Senator Spilka Testifies on MPO Reform, Train Whistles at Transportation Hearing
September 10, 2009
Senator Karen Spilka (D-Ashland) today offered testimony on two transportation bills of significance to her district. The first, An Act Relative to Fairness and Equity in Regional Transportation Planning, would alter the way federal transportation investments are distributed throughout the state. The second, An Act Assisting Towns to Create Quiet Zones for At-Grade Rail Crossings, would help municipalities mitigate the noise caused by trains crossing through residential areas.
An Act Relative to Fairness and Equity in Regional Transportation Planning addresses the inequities caused by the existing state structure of Metropolitan Planning Organizations, or MPOs. An MPO is a regional body made up of state, regional and local officials and is responsible for conducting transportation planning and programming. Each MPO is responsible for conducting transportation planning within its region and annually developing a Transportation Improvement Program, or TIP. Projects that are selected for the TIP are then eligible for federal dollars, including federal stimulus investment.
“We have all become more aware how crucial these regional organizations are recently, as MPOs were the gatekeepers for all federal stimulus transportation funds,” stated Senator Spilka at the hearing. “Despite being heralded time and again as an economic engine for the Commonwealth, the MetroWest region was not awarded a single transportation stimulus project this year. Transportation infrastructure investment is crucial to economic vitality and we need to fix the organizations that are responsible for making those investments.”
The boundaries of the MPO regions, which were established many years ago, have not changed in recent decades, while the Commonwealth has changed dramatically. The MetroWest/495 region now has the second largest payroll n the state, and almost 60% of the residents travel within the region to get to work. These changing demographics have led to an increased need for investment in transportation infrastructure, but the existing planning structures are not designed to make this region a priority.
Senator Spilka has advocated for MPO reform since last session, when she filed Senate Bill 1199, a proposal that would have changed MPO boundaries and created a new 495/MetroWest MPO. The bill she filed this session would allow municipalities, in conjunction with state officials, to designate a sub-region in an existing MPO, or collaboration between two or more MPOs to plan for transportation investments in the identified region.
Spilka argued that the time to initiate MPO reform is now.

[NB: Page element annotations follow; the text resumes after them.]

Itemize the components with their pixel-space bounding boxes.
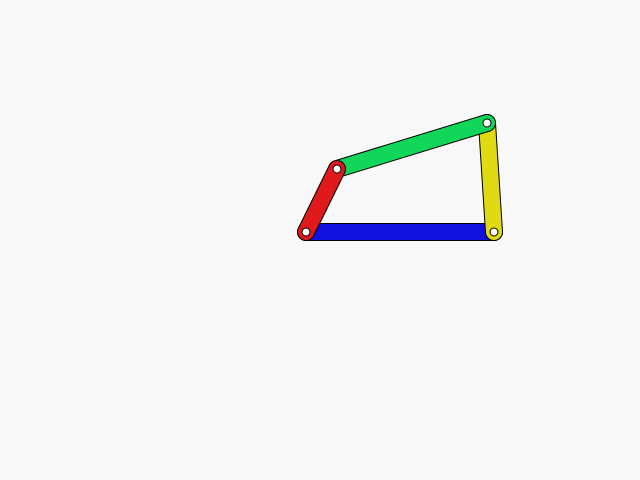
links-layer [297,114,503,241]
rocker-link [478,114,503,241]
ground-pivot-left [301,227,311,237]
crank-link [297,160,346,241]
ground-pivot-right [489,227,499,237]
joints-layer [301,118,499,237]
coupler-link [328,114,496,178]
crank-coupler-joint [332,164,342,174]
coupler-rocker-joint [482,118,492,128]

“Last spring, when we transformed the structure of transportation agencies in Massachusetts through our transportation reform bill, we eliminated many of agencies and departments that are voting members of the MPOs,” stated Spilka. “We now need to examine how the MPOs should be organized and who should be members. The Boston MPO recertification will begin sometime this fall, making right now the right time to consider these questions of voting membership and effectiveness in achieving its mission.”
In addition, Senator Spilka testified in favor of An Act Assisting Towns to Create Quiet Zones for At-Grade Rail Crossings, which would create a grant program to assist towns in funding the upgrades necessary to the creation of “quiet zones” at rail crossings, where the use of train whistles is prohibited by federal law if public safety can be assured.
“The Worcester-Framingham-Boston rail line passes through a number of my communities,” stated Senator Spilka. “Train traffic on this line is likely to increase in the next few years, but each train running the rail line must blow its whistle several times for each street that it crosses. Unfortunately, the safety upgrades required for approval often cost far more than most municipalities can afford.”
Under Senator Spilka’s bill, towns could apply for a Quiet Zone Assistance Grant, which would cover up to 50% of the costs incurred by the towns in creating a Quiet Zone.
Both bills will need to receive a favorable report from the Joint Committee on Transportation to move to the Senate floor for debate.